GR: [Laughs.] Frank! What a question. Now I’m crying. My niece will be there, and she’s 12, and I’ll probably be looking at her. I’ll probably be tired. [Laughs.] I think I’m going to be really happy.

This show is quite the experience. Give a little preview of what New York audiences can expect once they enter the Kit Kat Club.

ER: I can’t paint that picture for you just yet because it’s in the process of being built and designed by Tom Scutt. Tom Scutt is one of the most thrilling creative minds I’ve had the privilege to work with. What his plans are for New York are completely captivating. The idea is that you’re brought in as an audience not through the conventional way of the theatre — you’re met by an entire prologue cast of dancers and musicians. You are submerged into the world of Cabaret from the second you pass the threshold. For me, I hope it makes the experience — you will feel like you’re part of an all-consuming event. You will also get to witness Gayle’s Sally — Gayle is a volcano of talent — Bebe Neuwirth’s Fraulein Schneider, Ato Blankson-Wood’s Cliff, Steven Skybell’s Schultz. A staggering ensemble — the list goes on. So many exciting things.

Eddie, you’re following in the footsteps of two celebrated actors who played the role of the Emcee: Joel Grey and Alan Cumming. Any interaction with them?

ER: I haven’t with Alan since I’ve played it. I met Alan in Los Angeles years ago and he’s just an extraordinary talent. Joel, I had never met, but then I got through the first act of Cabaret on opening night in London, and at the interval some flowers arrived and I opened the card and it was from Joel Grey. And in the midst of our opening night show, opening his generous card was one of the great moments.

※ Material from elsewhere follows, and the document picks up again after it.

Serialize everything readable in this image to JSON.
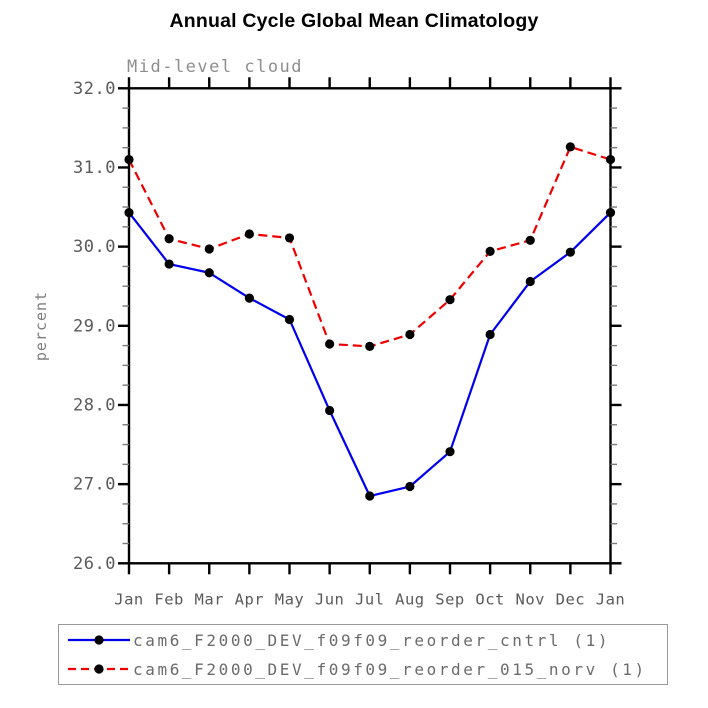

I was so haunted by this production when I saw it in London. The time feels right to see and experience Cabaret.

ER: There is something so searingly relevant with this piece. And I feel like whenever Cabaret is being done, it’s relevant. But with what’s going on in the world today, I feel like it’s a cautionary tale — it sings loudly and clear and it’s this idea of the fear of the other. The political gain of “othering” people. And that constant repetition of scapegoating and hatred is what we’re seeing in our politics now.

GR: I’m not sure what John Kander and Fred Ebb and Joe Masteroff were channeling when they were writing this — they were able to tap into something that’s so cyclical. And as a humanity, I think we all hope that Cabaret becomes not as relevant as it is.